Stream Processing – Core Data Concepts

Stream Processing

Instead of processing groups of data at scheduled intervals as you would with batch processing, stream processing performs actions on data in real time as it is generated. The proliferation of connected applications and IoT sensor devices in recent years has led to a boom in the amount of data sources that can stream data. Organizations that leverage data streams are able to innovate at an on-the-go pace, allowing them to instantly respond to the needs of their customers.

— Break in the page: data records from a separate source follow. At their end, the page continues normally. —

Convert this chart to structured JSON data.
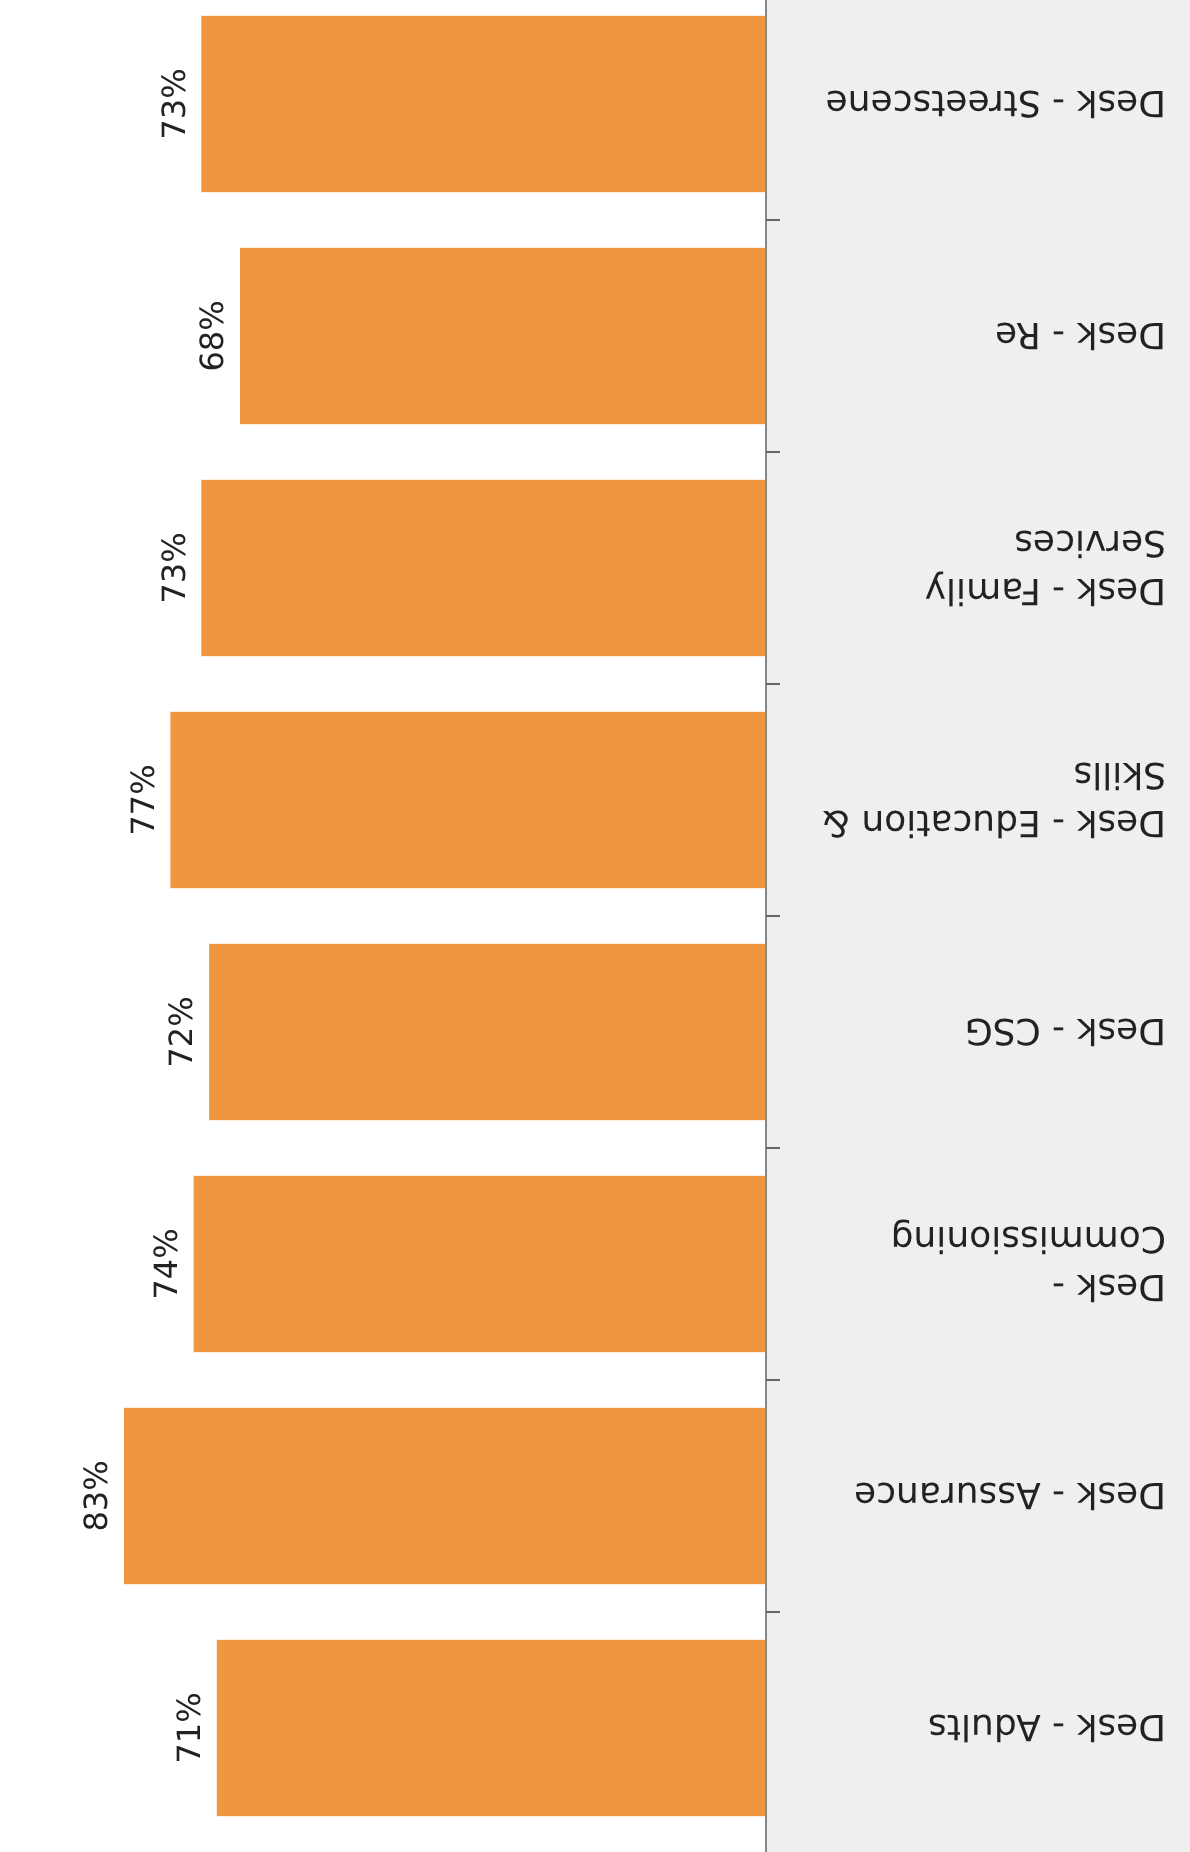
{
  "chart_data": {
    "type": "bar",
    "orientation": "horizontal",
    "categories": [
      "Desk - Streetscene",
      "Desk - Re",
      "Desk - Family Services",
      "Desk - Education & Skills",
      "Desk - CSG",
      "Desk - Commissioning",
      "Desk - Assurance",
      "Desk - Adults"
    ],
    "values": [
      73,
      68,
      73,
      77,
      72,
      74,
      83,
      71
    ],
    "value_labels": [
      "73%",
      "68%",
      "73%",
      "77%",
      "72%",
      "74%",
      "83%",
      "71%"
    ],
    "color": "#f0963f"
  }
}
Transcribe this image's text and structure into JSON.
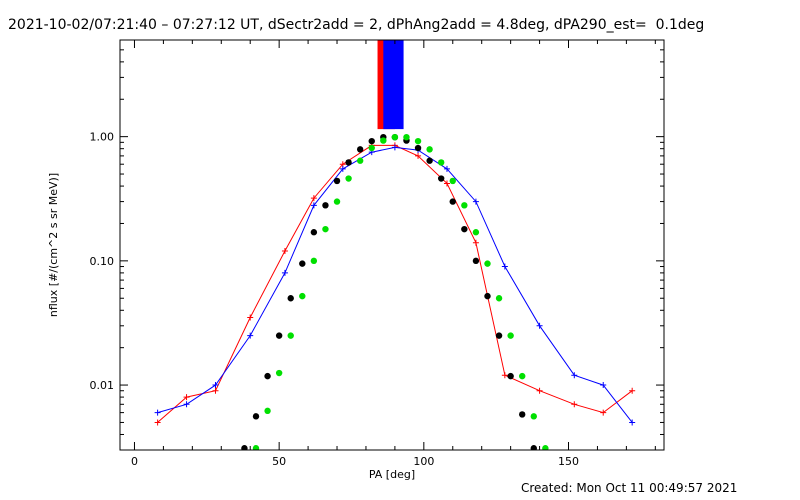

You can think of a stream of data as a continuous flow of data from some source, also known as a message producer. Each piece of data in a stream is often referred to as an event or a message and typically arrives in an unstructured or semi-structured format such as JSON. The following list includes some examples of stream processing:

  • An e-commerce company analyzing click-stream data as consumers are browsing the company’s website to provide product recommendations in real time
  • Fitness trackers streaming heart rate and movement data to a mobile app and providing real-time updates of the wearer’s workout efficiency
  • Financial institutions tracking stock market changes in real time and automatically making portfolio decisions as stock prices change
  • Oil companies monitoring the status of pipelines and drilling equipment

While these examples include the same transformation activities as many batch processes, they have vastly shorter latency requirements.

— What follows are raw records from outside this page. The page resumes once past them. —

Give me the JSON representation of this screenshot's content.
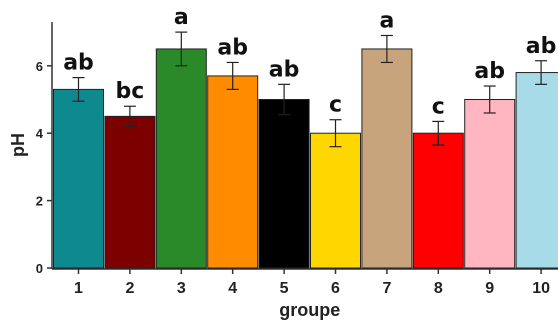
{
  "chart_data": {
    "type": "bar",
    "title": "",
    "xlabel": "groupe",
    "ylabel": "pH",
    "ylim": [
      0,
      7.3
    ],
    "yticks": [
      0,
      2,
      4,
      6
    ],
    "grid": false,
    "categories": [
      "1",
      "2",
      "3",
      "4",
      "5",
      "6",
      "7",
      "8",
      "9",
      "10"
    ],
    "values": [
      5.3,
      4.5,
      6.5,
      5.7,
      5.0,
      4.0,
      6.5,
      4.0,
      5.0,
      5.8
    ],
    "errors": [
      0.35,
      0.3,
      0.5,
      0.4,
      0.45,
      0.4,
      0.4,
      0.35,
      0.4,
      0.35
    ],
    "labels": [
      "ab",
      "bc",
      "a",
      "ab",
      "ab",
      "c",
      "a",
      "c",
      "ab",
      "ab"
    ],
    "colors": [
      "#0e8a8e",
      "#7d0000",
      "#2a8a2a",
      "#ff8c00",
      "#000000",
      "#ffd700",
      "#c8a47c",
      "#ff0000",
      "#ffb6c1",
      "#a7dbe8"
    ]
  }
}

Stream processing is just one step in designing a real-time data processing solution. The following logical components will need to be considered when designing a real-time solution:

  • Real-time message ingestion—The architecture must include a way to capture and store real-time messages regardless of the technology that is creating the stream of data. Message brokers such as Azure Event Hubs, Azure IoT Hub, and Apache Kafka are used to ingest millions of events per second from one or many message producers. These technologies will then queue messages before sending them to the next appropriate step in the architecture. Most of the time this will be a processing engine of some type, but some solutions will require sending the raw messages to a long-term storage solution such as Azure Blob Storage or ADLS for future batch analysis.
  • Stream processing—Stream processing engines are the compute platforms that process, aggregate, and transform data streams. Technologies such as Azure Functions, Azure Stream Analytics, and Azure Databricks Structured Streaming can create time-boxed insights data that is queued in a real-time message broker. These technologies will then write the results to message consumers such as an analytical data store or a reporting tool that can display real-time updates.
  • Analytical data store—Processed real-time data can be written to databases such as Azure Synapse Analytics, Azure Data Explorer, and Azure Cosmos DB that power analytical applications.
  • Analysis and reporting—Instead of being written to an analytical data store first, processed real-time data can be published directly from the stream processing engine to report applications like Power BI.